Ontario’s regional public health officials are asking the government to prioritize opening schools before lifting other public health restrictions aimed at reducing high levels COVID-19 infection and hospitalizations across the province.
The chair of the Council of Ontario Medical Officers of Health wrote to the provincial health and education ministers asking for deployment of extra measures that would help children get back into classrooms safely.
“Upon careful review and consideration of local indicators, we believe it is possible, and in fact, imperative, that schools begin to open before the reopening of other sectors, as the stay-at-home orders are lifted provincially,” Dr. Paul Roumeliotis’ letter said.
“Safe reopening of all schools in Ontario is essential.”
The letter, dated Friday, cited guidance from Toronto’s SickKids hospital that flagged “harms of prolonged school closures” and recommended daily in-person classrooms be “the last to close and the first to open.”
It also noted a recent paper from the U.S. Centres for Disease Control and Prevention that showed transmission risk within schools was low, with mask requirements and student cohorting in place.
Schools in several southern Ontario regions with high infection rates, including the Toronto and Windsor areas, have been closed through January, with the province staggering reopenings in rural and northern areas that have fewer cases.
Friday’s letter from the medical officers noted schools have reopened safely already in some regions, and it can be done in others. It recommended measures should be taken to reduce infections among staff, including limiting the number of employees on site and not allowing itinerant teachers to give in-person instruction to multiple groups of students.
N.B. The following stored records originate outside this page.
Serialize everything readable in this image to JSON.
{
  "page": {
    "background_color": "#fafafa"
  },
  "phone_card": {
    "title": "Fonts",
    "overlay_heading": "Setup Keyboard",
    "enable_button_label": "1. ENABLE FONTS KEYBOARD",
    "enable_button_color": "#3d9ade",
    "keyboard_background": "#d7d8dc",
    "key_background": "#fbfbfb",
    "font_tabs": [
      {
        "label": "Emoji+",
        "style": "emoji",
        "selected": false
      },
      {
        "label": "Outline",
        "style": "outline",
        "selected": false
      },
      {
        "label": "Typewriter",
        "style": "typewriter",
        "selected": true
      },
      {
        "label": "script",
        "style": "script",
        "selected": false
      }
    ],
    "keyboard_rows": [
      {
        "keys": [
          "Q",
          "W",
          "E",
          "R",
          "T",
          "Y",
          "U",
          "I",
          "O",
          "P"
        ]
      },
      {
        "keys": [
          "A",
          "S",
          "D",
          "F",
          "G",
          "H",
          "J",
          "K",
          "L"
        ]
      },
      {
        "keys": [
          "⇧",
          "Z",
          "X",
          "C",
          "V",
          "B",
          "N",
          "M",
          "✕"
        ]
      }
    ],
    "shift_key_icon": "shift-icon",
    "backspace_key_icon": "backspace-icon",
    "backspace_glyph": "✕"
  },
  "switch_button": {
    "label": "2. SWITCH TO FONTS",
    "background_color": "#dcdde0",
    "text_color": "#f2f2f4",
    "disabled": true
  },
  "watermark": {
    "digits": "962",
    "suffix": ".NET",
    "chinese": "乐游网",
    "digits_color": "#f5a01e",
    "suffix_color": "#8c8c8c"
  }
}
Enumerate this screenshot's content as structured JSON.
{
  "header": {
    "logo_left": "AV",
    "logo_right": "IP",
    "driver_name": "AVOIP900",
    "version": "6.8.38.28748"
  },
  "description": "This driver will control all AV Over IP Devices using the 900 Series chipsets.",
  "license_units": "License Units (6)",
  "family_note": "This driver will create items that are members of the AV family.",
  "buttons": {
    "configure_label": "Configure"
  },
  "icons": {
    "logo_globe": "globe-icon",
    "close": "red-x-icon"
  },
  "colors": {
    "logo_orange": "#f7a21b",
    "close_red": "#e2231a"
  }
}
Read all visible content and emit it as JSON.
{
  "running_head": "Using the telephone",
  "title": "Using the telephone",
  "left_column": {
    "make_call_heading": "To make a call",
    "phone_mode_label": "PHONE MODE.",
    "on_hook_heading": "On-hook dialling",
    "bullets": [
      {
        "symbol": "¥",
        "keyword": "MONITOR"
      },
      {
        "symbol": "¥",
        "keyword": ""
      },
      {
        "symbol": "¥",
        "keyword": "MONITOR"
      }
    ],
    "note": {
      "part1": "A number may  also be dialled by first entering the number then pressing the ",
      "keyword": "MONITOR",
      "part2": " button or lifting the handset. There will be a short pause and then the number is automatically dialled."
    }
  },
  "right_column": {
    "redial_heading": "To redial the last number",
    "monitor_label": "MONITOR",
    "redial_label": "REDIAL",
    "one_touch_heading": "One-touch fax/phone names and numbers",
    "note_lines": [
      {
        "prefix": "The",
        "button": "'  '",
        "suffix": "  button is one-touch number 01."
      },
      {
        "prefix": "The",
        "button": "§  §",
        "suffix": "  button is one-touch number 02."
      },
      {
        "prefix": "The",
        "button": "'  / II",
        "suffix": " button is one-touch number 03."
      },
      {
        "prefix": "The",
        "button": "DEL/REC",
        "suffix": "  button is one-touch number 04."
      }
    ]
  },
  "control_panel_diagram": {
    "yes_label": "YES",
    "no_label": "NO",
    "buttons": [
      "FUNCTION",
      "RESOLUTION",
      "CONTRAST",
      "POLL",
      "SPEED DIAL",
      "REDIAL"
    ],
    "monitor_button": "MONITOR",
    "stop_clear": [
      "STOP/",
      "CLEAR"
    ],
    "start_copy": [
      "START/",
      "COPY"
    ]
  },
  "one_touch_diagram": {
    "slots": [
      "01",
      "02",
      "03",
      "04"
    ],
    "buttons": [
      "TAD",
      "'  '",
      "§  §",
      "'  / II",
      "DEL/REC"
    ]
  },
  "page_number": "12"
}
The letter also called for enhanced testing and greater capacity for same-day tests across the province.
A statement from Education Minister Stephen Lecce said the government “will continue to be guided by leading scientific and pediatric leaders to ensure we keep schools safe.”
“We welcome the support of Medical Officers of Health across Ontario as we work to get all schools open, for all children, in all regions of our province,” Lecce’s statement said.
Ontario’s top doctor said Friday that schools in some regions may stay online until rapid COVID-19 tests can be deployed to monitor the virus.
Meanwhile on Saturday, a public health physician called a small spike in COVID-19 cases in northwestern Ontario Indigenous communities a “wake-up call” for the area.
Dr. John Guilfoyle with the Sioux Lookout First Nations Health Authority said Saturday that eight total active cases recently detected across five First Nations communities — Poplar Hill, Webequie, Pikangikum, Lac Seul and Nibinamik — appear to have been contained, according to contact tracing and testing so far.
Guilfoyle described the containment as good news, but said the situation is a reminder that taking precautions is more important than ever, especially given that cases were reported in four communities in a single day this week.
“To get cases in four communities in one day is absolutely new, and this is a pattern we don’t want to see repeated,” Guilfoyle said in a Saturday video update.
He reminded people to stick to essential travel and continue following public health guidance by physically distancing from one another, wearing masks and staying within social bubbles. He noted such measures are more important than ever as a new and potentially more infectious virus variant emerges in the province.
The variant known as B.1.1.7 first discovered in the United Kingdom last year has been detected in health units across the province since it was first discovered in the Toronto area just over a month ago.
As of Saturday, the province had confirmed 57 cases of the U.K. variant, with infections reported in new regions including Halton and Waterloo.
Public health officials in the Kingston, Ont., and Barrie, Ont., areas have said they suspect the actual number of U.K. variant cases is higher than the confirmed total.
In Barrie, an outbreak driven by the variant that began in a long-term care home has since infected well over 200 people. The region’s top doctor said this week he’s confident every case in the outbreak is the U.K. strain.
In their letter to the province about schools, the regional medical officers said the variants should be monitored, but the group “(does) not believe they present a reason to delay a return to the classroom.”
Ontario reported a provincewide total of 2,063 additional cases of COVID-19 on Saturday, and 73 more deaths linked to the virus.
Of 1,273 people hospitalized as of Saturday, the province said 353 patients were in intensive care and 216 were on ventilators.
The province reported 9,373 COVID-19 vaccine doses administered Friday, for a total of 336,828.